Monday, December 12, 2005

Merry Christmas, Kaffir.

I don't usually post on the weekend, so for some folks this may be stale, but apparently there is an organization in Indonesia, Nahdlatul Ulama, which has pledged to protect Christian Churches during Christmas.

Muslim-Christian-relations is not my specialty, but insofar as I am aware, this is literally unprecedented. In Al-Andalus, the Muslims fought bitterly, oppressing Christian and Jew alike, and incidents of cooperation were generally by and for the nobles, or because a conquering power had a better reason to leave a city generally intact.

In the middle east, any actual defense of the dhimmi was always a direct act of the Caliph/Sultan/ruling power.

In the Turkic world, religious tolerance was the norm, primarily because, well, that's just the way the steppe is. But that tolerance, with the notable exception of Tamerlane, was partially a matter of general lifestyle, and partially due to said tolerance being viciously enforced by the bosses on top, who wanted no disruptions or potential threats to them.

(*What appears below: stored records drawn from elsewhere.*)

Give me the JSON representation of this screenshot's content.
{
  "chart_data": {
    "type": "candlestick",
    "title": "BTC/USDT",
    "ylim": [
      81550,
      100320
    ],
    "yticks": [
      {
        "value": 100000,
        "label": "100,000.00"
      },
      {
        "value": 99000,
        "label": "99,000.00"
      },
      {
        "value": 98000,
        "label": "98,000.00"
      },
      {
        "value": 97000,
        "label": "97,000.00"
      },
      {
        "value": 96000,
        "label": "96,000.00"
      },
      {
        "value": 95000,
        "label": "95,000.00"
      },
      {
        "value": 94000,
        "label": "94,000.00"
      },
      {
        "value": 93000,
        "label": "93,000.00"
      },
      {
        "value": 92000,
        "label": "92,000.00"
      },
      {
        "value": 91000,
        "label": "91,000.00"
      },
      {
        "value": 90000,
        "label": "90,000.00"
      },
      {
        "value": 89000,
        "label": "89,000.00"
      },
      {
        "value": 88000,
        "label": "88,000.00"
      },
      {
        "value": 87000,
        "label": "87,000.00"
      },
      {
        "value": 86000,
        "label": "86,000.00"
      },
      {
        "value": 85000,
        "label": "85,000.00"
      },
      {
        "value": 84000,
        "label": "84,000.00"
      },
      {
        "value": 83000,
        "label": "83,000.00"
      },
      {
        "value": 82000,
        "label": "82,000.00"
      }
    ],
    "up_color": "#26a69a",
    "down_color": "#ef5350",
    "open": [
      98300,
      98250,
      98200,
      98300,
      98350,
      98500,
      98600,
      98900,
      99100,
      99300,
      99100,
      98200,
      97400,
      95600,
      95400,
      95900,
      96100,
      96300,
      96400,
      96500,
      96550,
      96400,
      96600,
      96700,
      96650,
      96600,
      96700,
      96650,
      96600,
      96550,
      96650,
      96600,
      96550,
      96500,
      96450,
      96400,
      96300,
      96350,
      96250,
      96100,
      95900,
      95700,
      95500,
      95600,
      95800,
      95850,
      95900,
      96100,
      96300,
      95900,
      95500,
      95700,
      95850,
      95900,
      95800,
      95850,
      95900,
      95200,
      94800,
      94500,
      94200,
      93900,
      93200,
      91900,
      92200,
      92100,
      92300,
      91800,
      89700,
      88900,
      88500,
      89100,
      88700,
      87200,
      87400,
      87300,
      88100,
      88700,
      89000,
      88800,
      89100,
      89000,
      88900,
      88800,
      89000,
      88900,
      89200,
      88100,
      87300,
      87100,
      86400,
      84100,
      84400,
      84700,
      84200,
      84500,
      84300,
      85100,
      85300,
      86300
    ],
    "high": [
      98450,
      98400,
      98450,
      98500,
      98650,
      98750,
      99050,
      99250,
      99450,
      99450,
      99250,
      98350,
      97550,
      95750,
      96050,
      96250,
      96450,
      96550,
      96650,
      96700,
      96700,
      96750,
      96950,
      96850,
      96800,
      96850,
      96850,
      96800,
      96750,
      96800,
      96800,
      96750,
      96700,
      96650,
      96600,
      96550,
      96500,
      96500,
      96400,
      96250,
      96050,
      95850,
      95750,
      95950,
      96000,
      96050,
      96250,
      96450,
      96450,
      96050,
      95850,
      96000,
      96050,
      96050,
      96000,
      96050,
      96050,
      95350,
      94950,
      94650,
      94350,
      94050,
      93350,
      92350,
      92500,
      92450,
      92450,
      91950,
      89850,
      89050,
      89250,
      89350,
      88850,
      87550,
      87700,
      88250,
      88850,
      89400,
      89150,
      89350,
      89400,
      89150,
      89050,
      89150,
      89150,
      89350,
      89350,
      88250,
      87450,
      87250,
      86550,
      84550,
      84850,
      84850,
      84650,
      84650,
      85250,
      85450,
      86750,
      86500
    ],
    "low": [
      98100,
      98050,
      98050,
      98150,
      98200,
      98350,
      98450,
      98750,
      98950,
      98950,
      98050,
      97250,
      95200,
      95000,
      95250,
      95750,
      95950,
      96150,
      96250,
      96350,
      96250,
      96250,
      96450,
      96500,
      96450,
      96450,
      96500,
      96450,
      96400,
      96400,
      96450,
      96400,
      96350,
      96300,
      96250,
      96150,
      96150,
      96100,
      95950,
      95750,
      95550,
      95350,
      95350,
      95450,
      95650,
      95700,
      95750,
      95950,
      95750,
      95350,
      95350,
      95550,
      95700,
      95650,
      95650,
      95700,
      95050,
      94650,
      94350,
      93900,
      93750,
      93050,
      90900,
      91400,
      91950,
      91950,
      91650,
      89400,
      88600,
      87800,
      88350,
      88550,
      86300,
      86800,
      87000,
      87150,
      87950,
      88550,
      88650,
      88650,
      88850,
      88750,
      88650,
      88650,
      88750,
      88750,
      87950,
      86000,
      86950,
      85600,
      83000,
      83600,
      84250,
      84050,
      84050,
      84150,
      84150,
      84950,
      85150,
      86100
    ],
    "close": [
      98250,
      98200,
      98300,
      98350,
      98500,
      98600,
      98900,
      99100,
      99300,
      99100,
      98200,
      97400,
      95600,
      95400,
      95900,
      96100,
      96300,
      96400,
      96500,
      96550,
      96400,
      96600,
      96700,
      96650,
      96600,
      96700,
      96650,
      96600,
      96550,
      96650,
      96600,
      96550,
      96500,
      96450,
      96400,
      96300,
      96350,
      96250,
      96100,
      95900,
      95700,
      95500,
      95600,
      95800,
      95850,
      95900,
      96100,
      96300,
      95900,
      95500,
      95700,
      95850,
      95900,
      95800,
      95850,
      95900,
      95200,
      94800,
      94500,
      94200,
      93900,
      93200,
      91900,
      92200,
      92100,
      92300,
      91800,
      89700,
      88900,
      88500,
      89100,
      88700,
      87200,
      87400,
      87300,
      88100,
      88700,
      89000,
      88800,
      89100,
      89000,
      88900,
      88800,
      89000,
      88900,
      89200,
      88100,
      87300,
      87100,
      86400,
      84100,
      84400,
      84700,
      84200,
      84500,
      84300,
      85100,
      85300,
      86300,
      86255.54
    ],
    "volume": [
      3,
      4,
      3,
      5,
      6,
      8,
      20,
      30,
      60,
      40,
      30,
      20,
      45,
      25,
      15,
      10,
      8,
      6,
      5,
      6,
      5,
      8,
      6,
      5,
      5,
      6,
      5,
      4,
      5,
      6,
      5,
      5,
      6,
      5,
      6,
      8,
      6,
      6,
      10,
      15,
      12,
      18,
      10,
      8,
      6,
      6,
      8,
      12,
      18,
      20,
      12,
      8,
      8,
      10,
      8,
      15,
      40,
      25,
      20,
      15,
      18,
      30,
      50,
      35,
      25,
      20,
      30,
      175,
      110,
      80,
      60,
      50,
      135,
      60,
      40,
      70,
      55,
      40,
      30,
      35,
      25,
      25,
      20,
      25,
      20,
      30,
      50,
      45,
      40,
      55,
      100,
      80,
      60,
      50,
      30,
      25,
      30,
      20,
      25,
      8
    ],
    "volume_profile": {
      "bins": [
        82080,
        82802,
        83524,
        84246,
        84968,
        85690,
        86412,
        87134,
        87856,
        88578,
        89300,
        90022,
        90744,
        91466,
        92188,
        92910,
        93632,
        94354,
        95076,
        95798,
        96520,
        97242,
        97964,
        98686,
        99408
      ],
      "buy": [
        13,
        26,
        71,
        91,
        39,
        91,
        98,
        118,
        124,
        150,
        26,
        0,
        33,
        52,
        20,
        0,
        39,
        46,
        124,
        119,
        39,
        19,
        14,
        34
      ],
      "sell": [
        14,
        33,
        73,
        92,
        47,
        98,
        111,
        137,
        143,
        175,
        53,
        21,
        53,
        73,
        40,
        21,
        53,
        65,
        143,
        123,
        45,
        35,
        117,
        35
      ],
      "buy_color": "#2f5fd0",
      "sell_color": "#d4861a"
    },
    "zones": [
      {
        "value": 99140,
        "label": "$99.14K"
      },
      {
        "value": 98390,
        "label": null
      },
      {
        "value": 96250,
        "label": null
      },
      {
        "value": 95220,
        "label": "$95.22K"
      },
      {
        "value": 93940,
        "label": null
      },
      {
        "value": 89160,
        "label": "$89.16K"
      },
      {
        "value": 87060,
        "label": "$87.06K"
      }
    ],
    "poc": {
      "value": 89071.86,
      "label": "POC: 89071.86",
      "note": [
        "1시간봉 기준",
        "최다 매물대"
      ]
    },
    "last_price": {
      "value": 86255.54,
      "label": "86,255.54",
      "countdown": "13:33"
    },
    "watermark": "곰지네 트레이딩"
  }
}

For a muslim ruler to decide to protect a population is no big deal. It's happened before (though definitions of "protect" differ widely, as any Copt can tell you). For such a decision to come from a muslim organization... a.k.a., from the bottom up, indicates profound -- and beneficial -- currents moving through at least part of the Umma. Because classical Islam is simply not a "bottom up" kind of religion, but a typical "priest-king" affair, where the Caliph takes on theological airs by definition not available to Joe Faithful (look at Ahmedinejad's latest posturing for an example).

History is a complicated matter that defies simple storylines... be that as it may, Big Things(tm) are afoot.